Four months after GPC Biotech AG's satraplatin met its endpoint in a pivotal prostate cancer study, the company pulled in €33.6 million (US$43.7 million) to pave the way for the compound's anticipated commercialization.

"We're working very hard to complete the [new drug application] filing as soon as possible," said Laurie Doyle, director of investor relations and corporate communications for GPC. FDA submission is expected "in the next few weeks," she added. If the NDA succeeds in gaining priority review, the agency could reach a decision around the middle of the year, and pending approval, satraplatin "could be on the market shortly thereafter."

Satraplatin, an oral platinum-based compound, demonstrated highly statistically significant results over placebo in progression-free survival as a second-line chemotherapy treatment in 950 hormone-refractory prostate cancer patients.

Data from that Phase III study showed that patients receiving satraplatin in combination with prednisone had a 40 percent reduction in the overall risk of disease progression compared to those receiving prednisone plus placebo. (See BioWorld Today, Sept. 26, 2006.)

With those results in hand, "we were really able to accelerate the building of a commercial infrastructure in the U.S.," Doyle told BioWorld Today. The recent financing "will assist us in aggressively moving forward with those commercialization activities and, in addition, allow us to expand the development of satraplatin in other cancer settings."

GPC privately placed about 1.6 million shares priced at €21.50 each with institutional investors. Those shares, following the placement, represent about 4.5 percent of GPC's total shares outstanding.

The company, which reported a cash position of €114 million as of Sept. 30, was "pretty well funded" prior to the latest financing, Doyle said. "This extra amount will keep us going for a good chunk of time and help us continue to move forward with satraplatin."

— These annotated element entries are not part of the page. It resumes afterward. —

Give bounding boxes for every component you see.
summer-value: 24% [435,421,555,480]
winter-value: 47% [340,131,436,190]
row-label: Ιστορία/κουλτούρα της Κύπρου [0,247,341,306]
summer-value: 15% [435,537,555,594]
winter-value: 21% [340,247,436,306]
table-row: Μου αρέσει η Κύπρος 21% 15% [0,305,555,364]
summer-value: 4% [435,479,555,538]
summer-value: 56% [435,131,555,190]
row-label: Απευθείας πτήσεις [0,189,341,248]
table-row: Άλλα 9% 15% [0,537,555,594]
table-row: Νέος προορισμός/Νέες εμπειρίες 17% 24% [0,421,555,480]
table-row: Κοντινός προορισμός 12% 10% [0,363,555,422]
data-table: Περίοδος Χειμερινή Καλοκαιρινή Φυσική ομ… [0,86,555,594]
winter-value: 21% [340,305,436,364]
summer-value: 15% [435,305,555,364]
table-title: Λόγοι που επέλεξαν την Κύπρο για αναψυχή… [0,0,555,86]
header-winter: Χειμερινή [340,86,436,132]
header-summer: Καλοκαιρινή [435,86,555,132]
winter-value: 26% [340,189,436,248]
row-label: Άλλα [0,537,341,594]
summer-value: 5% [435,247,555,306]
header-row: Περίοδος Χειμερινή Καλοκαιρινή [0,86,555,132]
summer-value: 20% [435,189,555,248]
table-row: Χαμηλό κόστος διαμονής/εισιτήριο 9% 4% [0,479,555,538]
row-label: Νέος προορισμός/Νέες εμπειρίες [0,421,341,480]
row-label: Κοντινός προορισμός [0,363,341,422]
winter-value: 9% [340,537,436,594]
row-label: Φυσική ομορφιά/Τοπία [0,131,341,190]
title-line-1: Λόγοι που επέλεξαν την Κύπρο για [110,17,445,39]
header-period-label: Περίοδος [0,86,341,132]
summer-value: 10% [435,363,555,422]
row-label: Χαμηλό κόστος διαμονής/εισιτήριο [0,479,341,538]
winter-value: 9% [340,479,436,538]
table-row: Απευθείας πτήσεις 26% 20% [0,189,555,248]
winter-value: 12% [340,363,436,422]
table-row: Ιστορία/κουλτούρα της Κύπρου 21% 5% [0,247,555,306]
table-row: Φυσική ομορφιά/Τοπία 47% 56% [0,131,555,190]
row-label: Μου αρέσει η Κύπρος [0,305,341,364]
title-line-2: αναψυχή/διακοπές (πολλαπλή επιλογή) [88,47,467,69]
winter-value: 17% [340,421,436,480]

More money is expected to come into GPC later this year by way of a milestone payment triggered by the acceptance of a marketing authorization application for satraplatin in Europe by marketing partner Pharmion Corp., as per the companies' potential $270 million licensing agreement signed in 2005. Pharmion, of Boulder, Colo., anticipates filing for European approval sometime in the second quarter. (See BioWorld Today, Dec. 21, 2005.)

GPC retains marketing rights to satraplatin in the U.S., as well as Asian territories, including Japan, though Doyle said the company is not planning to handle any ex-U.S. commercialization itself.

Recently, Spectrum Pharmaceuticals Inc., which licensed satraplatin to GPC in 2002, filed a demand for arbitration against GPC alleging that the company has not used "commercially reasonable efforts" to gain regulatory approval of the product in Japan, and asked to be reimbursed for €9 million in past development expenses. In response, GPC said claims made by Waltham, Mass.-based Spectrum are without merit and denied that it defaulted on any obligation under the licensing agreement.

Pending approval in all territories, worldwide sales of satraplatin are estimated to reach about $500 million in annual peak sales, Doyle said, and GPC also is investigating the compound in other indications, such as non-small-cell lung cancer.

The company has an ongoing Phase II study of satraplatin in combination with Taxol (paclitaxel, Bristol-Myers Squibb Co.) in patients with NSCLC and another ongoing Phase II study of satraplatin plus Tarceva (erlotinib, Genentech Inc. and OSI Pharmaceuticals Inc.) in elderly NSCLC patients.

Behind satraplatin, GPC is working to advance its early stage pipeline of internally discovered compounds, starting with ID09C3, a monoclonal antibody aimed at treating relapsed or refractory B-cell lymphomas, such as non-Hodgkin's lymphoma and chronic lymphocytic leukemia. That product is in Phase I testing, and preliminary results presented last month at the American Society of Hematology meeting in Orlando, Fla., suggested that ID09C3 is well tolerated, with hints of antitumor activity observed in two patients.

"We hope to finish Phase I around the middle of the year," Doyle said, with plans to begin a Phase II trial shortly after that.

GPC, which is based in Martinsried, Germany, with offices in Waltham, Mass., and Princeton, N.J., also has an "active discovery group," she added, with a focus on kinase inhibitors for multiple cancer indications.

Shares of GPC (NASDAQ:GPCB) closed at $28.60 Wednesday, down 22 cents.